When Tony can’t live up to the gravitas of the mythical Corleones, he suffers panic attacks and winds up in a new relationship — with a therapist. He yearns to be a self-made man and live a life based on codes of conduct, but those days have long gone. “He wants to be Don Corleone but keeps finding himself Homer Simpson,” said Robert Thompson, a professor of media and pop culture at Syracuse University.

Soprano’s mob family continued “the Martin Scorsese world view” but raised questions about its masculinity, said Toby Miller, director of the program in film and visual culture at UC Riverside. Tony is “in a sense laughable, pitiable. He’s hyper-violent, but prone to sadness and remorse….It’s that emptiness at the core that comes out in Tony no matter how much he races around with his friends, has relationships with women, returns to his family or undergoes therapy,” he said. “The psychoanalytic segments, as well as the inability to be straightforward with his wife, bring out that vulnerability that is the flip side of the violence and power.”
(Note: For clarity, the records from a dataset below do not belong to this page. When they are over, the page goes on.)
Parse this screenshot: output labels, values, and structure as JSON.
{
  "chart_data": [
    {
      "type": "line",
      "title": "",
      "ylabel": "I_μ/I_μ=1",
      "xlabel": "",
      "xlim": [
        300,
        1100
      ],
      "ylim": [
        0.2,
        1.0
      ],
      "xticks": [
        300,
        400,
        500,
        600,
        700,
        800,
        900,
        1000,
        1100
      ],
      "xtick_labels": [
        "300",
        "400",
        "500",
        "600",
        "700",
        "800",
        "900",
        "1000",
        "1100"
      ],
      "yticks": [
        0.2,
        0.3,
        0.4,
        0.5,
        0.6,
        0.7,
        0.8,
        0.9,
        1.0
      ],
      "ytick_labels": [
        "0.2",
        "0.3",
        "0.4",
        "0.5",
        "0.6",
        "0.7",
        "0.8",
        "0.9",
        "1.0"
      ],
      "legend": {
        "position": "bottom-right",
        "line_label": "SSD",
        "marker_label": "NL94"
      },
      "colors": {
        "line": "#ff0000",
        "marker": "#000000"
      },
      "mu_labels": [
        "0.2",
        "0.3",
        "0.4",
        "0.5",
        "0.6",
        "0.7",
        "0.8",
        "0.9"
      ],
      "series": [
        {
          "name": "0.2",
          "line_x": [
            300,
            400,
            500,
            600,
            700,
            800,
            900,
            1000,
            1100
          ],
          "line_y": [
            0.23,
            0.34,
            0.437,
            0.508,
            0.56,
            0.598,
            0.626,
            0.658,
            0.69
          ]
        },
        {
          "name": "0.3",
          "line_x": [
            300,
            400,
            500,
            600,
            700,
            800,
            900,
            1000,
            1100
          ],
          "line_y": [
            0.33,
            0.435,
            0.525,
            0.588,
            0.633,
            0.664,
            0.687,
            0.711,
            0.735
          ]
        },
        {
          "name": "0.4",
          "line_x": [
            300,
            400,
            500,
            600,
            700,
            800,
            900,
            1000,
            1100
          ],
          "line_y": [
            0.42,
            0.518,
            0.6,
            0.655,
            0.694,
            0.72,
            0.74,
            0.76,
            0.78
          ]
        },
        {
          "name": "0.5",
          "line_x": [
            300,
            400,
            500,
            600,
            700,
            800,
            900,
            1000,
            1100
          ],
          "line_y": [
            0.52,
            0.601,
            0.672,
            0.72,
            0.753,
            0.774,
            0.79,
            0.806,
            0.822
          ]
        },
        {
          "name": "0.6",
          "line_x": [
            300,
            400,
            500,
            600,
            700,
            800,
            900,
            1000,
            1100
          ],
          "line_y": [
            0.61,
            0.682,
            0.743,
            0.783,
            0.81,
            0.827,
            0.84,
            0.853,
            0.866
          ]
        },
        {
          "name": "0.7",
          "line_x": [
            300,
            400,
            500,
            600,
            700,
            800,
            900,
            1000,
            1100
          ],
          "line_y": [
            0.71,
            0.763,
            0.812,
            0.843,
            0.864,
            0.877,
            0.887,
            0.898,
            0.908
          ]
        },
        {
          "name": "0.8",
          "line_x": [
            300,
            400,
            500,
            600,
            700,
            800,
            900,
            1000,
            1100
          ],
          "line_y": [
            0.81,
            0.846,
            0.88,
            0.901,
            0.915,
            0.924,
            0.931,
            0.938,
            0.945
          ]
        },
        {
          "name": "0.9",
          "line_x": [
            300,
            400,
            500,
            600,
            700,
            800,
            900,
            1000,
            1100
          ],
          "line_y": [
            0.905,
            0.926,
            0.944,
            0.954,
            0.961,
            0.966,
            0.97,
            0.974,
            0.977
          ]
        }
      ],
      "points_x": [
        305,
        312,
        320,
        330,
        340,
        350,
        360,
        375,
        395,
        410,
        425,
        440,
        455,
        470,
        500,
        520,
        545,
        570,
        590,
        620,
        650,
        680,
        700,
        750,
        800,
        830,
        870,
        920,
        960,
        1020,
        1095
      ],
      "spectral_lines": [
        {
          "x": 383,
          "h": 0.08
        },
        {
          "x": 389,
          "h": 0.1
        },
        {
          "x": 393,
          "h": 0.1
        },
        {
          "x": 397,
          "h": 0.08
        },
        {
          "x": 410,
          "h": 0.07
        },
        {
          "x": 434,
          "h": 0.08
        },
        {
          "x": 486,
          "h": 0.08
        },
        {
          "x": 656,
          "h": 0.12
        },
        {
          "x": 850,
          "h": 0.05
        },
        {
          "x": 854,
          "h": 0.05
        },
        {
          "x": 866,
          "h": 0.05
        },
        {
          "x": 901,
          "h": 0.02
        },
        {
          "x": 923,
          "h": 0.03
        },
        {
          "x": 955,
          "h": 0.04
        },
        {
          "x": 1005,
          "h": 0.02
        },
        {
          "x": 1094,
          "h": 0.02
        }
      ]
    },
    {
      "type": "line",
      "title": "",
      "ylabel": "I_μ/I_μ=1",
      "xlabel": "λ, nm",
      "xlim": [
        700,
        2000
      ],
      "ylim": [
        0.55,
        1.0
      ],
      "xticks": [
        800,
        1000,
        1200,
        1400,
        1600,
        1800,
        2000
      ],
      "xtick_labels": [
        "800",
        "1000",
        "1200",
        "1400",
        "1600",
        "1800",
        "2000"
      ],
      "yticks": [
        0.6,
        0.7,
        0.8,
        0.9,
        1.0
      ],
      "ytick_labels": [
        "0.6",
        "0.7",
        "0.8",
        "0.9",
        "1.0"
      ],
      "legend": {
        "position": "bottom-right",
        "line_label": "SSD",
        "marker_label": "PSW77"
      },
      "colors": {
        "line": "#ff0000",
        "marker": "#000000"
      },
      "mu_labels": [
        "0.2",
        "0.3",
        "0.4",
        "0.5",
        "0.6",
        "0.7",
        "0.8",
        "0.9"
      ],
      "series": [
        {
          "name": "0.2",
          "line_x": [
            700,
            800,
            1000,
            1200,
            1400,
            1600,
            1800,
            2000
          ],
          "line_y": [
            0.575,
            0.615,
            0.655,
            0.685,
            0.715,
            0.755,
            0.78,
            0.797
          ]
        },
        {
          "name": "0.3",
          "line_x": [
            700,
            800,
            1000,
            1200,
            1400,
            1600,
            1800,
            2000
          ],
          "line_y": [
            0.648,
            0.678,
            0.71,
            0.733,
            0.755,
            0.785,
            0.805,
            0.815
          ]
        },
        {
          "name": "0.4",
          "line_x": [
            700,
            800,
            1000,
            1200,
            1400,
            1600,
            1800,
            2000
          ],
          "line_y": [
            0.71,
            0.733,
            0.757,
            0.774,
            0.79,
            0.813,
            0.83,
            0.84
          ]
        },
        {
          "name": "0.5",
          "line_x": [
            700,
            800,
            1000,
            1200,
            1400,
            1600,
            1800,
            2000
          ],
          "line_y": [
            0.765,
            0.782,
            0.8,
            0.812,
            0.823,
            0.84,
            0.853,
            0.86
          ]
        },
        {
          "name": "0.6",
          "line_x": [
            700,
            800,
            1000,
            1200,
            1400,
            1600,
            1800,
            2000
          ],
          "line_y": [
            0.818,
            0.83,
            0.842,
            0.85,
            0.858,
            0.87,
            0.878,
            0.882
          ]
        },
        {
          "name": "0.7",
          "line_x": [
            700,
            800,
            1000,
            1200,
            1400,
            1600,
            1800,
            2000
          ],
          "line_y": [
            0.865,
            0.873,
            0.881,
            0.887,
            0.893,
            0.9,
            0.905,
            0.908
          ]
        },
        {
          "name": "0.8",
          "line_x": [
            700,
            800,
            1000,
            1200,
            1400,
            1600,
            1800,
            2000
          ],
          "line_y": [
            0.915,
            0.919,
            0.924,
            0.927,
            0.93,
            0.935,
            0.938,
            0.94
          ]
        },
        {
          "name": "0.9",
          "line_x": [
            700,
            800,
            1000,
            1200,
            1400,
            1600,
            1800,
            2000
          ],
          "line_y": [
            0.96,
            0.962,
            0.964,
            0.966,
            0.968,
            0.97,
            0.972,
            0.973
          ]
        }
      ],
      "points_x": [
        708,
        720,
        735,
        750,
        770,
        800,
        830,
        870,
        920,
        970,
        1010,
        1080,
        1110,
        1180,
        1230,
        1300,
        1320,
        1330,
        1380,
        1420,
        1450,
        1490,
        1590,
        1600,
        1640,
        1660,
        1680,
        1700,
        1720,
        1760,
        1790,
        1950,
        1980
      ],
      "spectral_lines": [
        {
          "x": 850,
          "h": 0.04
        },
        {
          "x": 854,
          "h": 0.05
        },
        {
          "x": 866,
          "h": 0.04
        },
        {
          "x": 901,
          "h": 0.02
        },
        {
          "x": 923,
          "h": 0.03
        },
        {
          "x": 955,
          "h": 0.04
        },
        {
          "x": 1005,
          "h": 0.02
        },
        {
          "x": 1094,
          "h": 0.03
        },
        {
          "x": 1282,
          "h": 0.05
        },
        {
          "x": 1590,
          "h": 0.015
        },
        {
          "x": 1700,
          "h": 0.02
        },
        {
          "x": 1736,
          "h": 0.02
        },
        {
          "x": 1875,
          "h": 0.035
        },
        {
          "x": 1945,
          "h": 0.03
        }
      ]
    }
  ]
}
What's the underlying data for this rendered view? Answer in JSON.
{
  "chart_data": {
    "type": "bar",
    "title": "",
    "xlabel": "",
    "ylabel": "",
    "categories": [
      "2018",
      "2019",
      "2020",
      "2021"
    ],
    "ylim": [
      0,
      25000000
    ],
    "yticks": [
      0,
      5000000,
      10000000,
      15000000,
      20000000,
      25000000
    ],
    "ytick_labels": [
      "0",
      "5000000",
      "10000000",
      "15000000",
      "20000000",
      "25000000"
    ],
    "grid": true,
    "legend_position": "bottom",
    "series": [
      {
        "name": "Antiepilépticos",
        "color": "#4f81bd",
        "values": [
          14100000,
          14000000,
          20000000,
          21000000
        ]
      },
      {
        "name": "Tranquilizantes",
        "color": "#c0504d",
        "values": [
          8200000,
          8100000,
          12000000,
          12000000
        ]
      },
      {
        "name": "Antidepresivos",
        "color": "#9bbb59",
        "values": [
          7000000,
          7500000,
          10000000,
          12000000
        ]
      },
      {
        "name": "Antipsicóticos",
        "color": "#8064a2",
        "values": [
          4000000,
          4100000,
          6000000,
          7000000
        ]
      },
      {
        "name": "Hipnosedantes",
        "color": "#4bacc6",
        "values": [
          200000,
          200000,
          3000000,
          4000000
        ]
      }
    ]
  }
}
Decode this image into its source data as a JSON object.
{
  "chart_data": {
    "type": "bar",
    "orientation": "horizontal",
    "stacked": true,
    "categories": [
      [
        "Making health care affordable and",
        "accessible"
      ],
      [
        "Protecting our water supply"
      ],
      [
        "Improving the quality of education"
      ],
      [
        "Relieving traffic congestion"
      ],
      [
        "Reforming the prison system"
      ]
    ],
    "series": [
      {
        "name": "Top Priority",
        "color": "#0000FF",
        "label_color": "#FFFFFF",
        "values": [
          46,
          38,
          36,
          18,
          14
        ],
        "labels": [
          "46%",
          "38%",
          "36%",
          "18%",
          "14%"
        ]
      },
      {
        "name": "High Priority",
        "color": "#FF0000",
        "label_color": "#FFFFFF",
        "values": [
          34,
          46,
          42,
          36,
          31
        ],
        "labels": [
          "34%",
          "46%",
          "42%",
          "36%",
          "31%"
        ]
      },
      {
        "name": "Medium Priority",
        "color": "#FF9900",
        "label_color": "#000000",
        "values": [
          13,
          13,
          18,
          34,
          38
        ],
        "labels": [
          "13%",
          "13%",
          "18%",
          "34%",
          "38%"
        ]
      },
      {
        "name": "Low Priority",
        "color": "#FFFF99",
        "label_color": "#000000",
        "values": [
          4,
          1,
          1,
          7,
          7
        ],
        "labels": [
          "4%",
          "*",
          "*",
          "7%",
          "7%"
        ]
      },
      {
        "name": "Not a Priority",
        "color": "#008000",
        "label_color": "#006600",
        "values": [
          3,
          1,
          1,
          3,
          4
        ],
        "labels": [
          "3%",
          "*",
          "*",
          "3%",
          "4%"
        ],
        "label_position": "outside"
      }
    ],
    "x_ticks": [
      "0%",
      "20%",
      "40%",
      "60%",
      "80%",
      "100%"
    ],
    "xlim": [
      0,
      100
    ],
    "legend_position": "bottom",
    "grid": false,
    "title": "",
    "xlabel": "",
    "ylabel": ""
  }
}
Male bonding and familial hierarchy help palliate his “terrible cosmic doubts” about his masculinity, Miller said.

And that proscribed way of life held an appeal beyond the screen. At a particular restaurant in Paterson, N.J., he said, “Sopranos” cast members would gather and “people would go there to see them eat. They would be treated by people in their characters and they would operate in their characters.”

Week after week, fans could enter that world to catch up with the characters in what amounted to an 80-hour movie. More than with film characters, viewers became familiar with the intimate details of the characters’ lives, feelings and moral conflicts.

Despite the violence, “the core of the program is about a dysfunctional family and a guy who has a lot of emotional baggage, as does his wife,” Brooks said. “There are whole scenes with Tony and Carmela just eating spaghetti, no dialogue, just looking at each other. The whole thing with Christopher and Tony — he’s loyal, then maybe he isn’t, yet he’s family, so you gotta love him, or trust him. For an upscale, thoughtful and intellectual audience, that can be heady stuff.”

“Soprano” references sprang up — in crime reports, therapy sessions and tough talk across the country. In 2003, a 20-year-old Riverside student claimed to have copied an idea he saw on “The Sopranos” after he killed his abusive mother, cut off her head and hands and dumped her body alongside an Orange County roadway.

Milder effects of the show have surfaced among therapists’ clients. Beverly Hills psychologist Cara Gardenswartz said some of her patients have identified Tony’s anxiety symptoms in themselves. Others, noticing that the fictional Dr. Melfi talked about Tony in her personal therapy sessions, asked Gardenswartz whether she had a therapist.

The American Psychoanalytic Assn. took the show seriously enough to honor Lorraine Bracco, the actress who plays Dr. Melfi and who published an autobiography about her own battle with clinical depression. A few years ago, Gardenswartz was able to earn credits through a Dr. Melfi-based workshop in which the psychologists watched episodes of “The Sopranos” and analyzed them. To her mind, Dr. Melfi hasn’t always been firm enough with her boundaries, but she has interpreted Tony’s actions well.

“This is someone who is severely disturbed,” she said. “He doesn’t really have the motivation to change.”